Pittsburgh Penguins’ Pascal Dupuis talks Miami Heat’s Chris Bosh, blood clots
Former Pittsburgh Penguins forward Pascal Dupuis does not know Chris Bosh of the Miami Heat personally, but Dupuis knows plenty about blood clots, a condition which forced the 36-year-old Dupuis into an early retirement in December and one that is currently keeping the 31-year-old Bosh off the court for the Heat.
Bosh’s clot is the second of his career. He first suffered from blood clots when he developed a pulmonary embolism in February 2015, which ended his season.
Dupuis’s first blood clot came in January 2014 when he developed one in his leg after suffering a serious knee injury. The clot damaged a vein in Dupuis’s calf, but after six months on blood thinners, Dupuis was able to return to the ice for the 2014-15 season. But in November of 2014, Dupuis suffered a pulmonary embolism — a blood clot in his lung — and played for five games before finally admitting to team doctors that he had a second blood clot. Dupuis was placed back on blood thinners and missed the remainder of the season.
Dupuis returned this season on a protocol of medication that has worked for other players, but it didn’t work for the Penguin, who was pulled from multiple games with medical conditions related to the blood clot protocol. Dupuis and the Penguins medical staff ultimately decided in December that playing continued to pose a risk to the father of four’s health, and that risk was not worth playing through anymore.
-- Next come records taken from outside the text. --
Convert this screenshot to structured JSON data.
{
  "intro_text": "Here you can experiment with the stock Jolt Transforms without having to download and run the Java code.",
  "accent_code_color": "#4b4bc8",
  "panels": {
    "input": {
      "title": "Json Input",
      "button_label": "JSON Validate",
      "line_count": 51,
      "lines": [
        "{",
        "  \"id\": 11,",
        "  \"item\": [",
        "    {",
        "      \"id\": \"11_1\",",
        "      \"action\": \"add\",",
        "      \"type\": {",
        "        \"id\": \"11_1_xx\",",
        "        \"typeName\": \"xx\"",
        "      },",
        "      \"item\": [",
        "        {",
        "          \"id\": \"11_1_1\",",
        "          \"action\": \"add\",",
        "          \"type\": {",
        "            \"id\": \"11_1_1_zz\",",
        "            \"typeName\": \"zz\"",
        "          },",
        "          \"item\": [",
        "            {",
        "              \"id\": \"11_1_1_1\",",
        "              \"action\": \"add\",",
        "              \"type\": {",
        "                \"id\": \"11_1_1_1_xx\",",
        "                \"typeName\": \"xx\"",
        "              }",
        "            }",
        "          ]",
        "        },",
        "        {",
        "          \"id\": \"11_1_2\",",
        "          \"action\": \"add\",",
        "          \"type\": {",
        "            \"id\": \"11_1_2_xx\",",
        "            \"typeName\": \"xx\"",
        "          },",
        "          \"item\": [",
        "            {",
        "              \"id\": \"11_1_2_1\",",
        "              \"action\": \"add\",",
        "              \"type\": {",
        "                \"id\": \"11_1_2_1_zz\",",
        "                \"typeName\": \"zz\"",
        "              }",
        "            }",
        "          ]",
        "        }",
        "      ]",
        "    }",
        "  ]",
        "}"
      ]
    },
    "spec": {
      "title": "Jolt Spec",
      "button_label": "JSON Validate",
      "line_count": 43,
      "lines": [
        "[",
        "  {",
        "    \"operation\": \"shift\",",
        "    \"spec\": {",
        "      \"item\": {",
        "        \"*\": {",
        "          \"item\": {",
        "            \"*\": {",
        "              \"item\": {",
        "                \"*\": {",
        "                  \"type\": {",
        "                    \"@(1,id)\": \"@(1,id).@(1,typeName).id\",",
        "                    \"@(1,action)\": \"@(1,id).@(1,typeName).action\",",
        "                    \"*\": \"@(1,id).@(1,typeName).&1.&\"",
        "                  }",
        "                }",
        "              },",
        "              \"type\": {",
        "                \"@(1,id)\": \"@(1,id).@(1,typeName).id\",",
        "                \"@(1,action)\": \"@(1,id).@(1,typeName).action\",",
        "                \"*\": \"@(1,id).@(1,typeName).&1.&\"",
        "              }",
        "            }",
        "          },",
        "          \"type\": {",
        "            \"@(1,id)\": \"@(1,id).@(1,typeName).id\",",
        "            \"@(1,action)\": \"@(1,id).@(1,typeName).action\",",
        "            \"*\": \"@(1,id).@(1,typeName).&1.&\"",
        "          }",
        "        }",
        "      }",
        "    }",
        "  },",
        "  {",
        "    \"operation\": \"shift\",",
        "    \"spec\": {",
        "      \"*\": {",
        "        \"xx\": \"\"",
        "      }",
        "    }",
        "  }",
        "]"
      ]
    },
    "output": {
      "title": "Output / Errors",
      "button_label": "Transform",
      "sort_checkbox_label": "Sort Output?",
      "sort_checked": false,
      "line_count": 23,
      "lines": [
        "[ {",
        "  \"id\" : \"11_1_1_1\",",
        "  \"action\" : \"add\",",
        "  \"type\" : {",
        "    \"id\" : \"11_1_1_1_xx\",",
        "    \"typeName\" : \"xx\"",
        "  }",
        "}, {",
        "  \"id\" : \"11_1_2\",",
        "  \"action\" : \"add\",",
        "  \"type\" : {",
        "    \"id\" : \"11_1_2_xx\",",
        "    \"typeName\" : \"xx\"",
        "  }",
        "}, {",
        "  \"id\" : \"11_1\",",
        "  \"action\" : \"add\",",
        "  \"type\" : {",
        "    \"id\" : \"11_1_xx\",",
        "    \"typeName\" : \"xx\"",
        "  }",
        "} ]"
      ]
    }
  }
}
"My wife could barely watch the games this year when I went back and played on the protocol," Dupuis told FOX Sports in a phone interview recently. "You want to have your family with you when you’re playing, but my family could barely watch because they were so worried. It would have been selfish if I would have kept playing. I think we as a family made the right decision of my playing days being over for sure."
There are some similarities between Bosh and Dupuis’ conditions. Like Dupuis, Bosh reportedly has a blood clot in his calf, but because there is not as much physical contact in basketball as there is in hockey, Bosh is not automatically ruled out for six months while on blood-thinning treatment the way a player with blood clots in hockey would be.
Bosh first developed an issue with blood clots last season when he suffered a pulmonary embolism. Like Dupuis, Bosh initially did not tell doctors about the shortness of breath and chest pain he was suffering due to a desire to keep competing. Once Bosh told doctors about his symptoms, he was ruled out for the rest of the 2014-15 season.
Dupuis said the reluctance to admit to an injury — even a serious one like a pulmonary embolism — is in some ways part of being a professional athlete.
"That’s basically what we’re taught growing up; there’s an injury but the team needs you, and you want to compete," Dupuis said.
Like Dupuis, Bosh has a wife and children at home to think about. He is a two-time NBA champion with the Heat and won an Olympic gold medal with Team USA at the 2008 Summer Games. Dupuis said those accolades won’t necessarily make it any easier for Bosh to call it quits.
Dupuis won a Stanley Cup championship with the Penguins in 2009, but he said there is always a voice in the back of his head saying he could win more, that he could continue to compete. Dupuis has remained with the team in more of an advisory role after retiring, and although he said he is "doing great" health-wise and only takes a pill each day to manage his condition, he admitted it is difficult for him to go to the rink and not be able to lace up his skates alongside his teammates.
Then Dupuis goes home to tuck his four kids into bed and spend time with his wife, and he remembers why he made the decision to retire.
Dupuis said because he does not know the specifics of Bosh’s condition, he does not know exactly what he would say to Bosh if given the chance. Still, Dupuis had one piece of advice for Bosh.
"Every situation is different, so really just listen to the doctors and listen to your body," Dupuis said. "Really just listen to your body."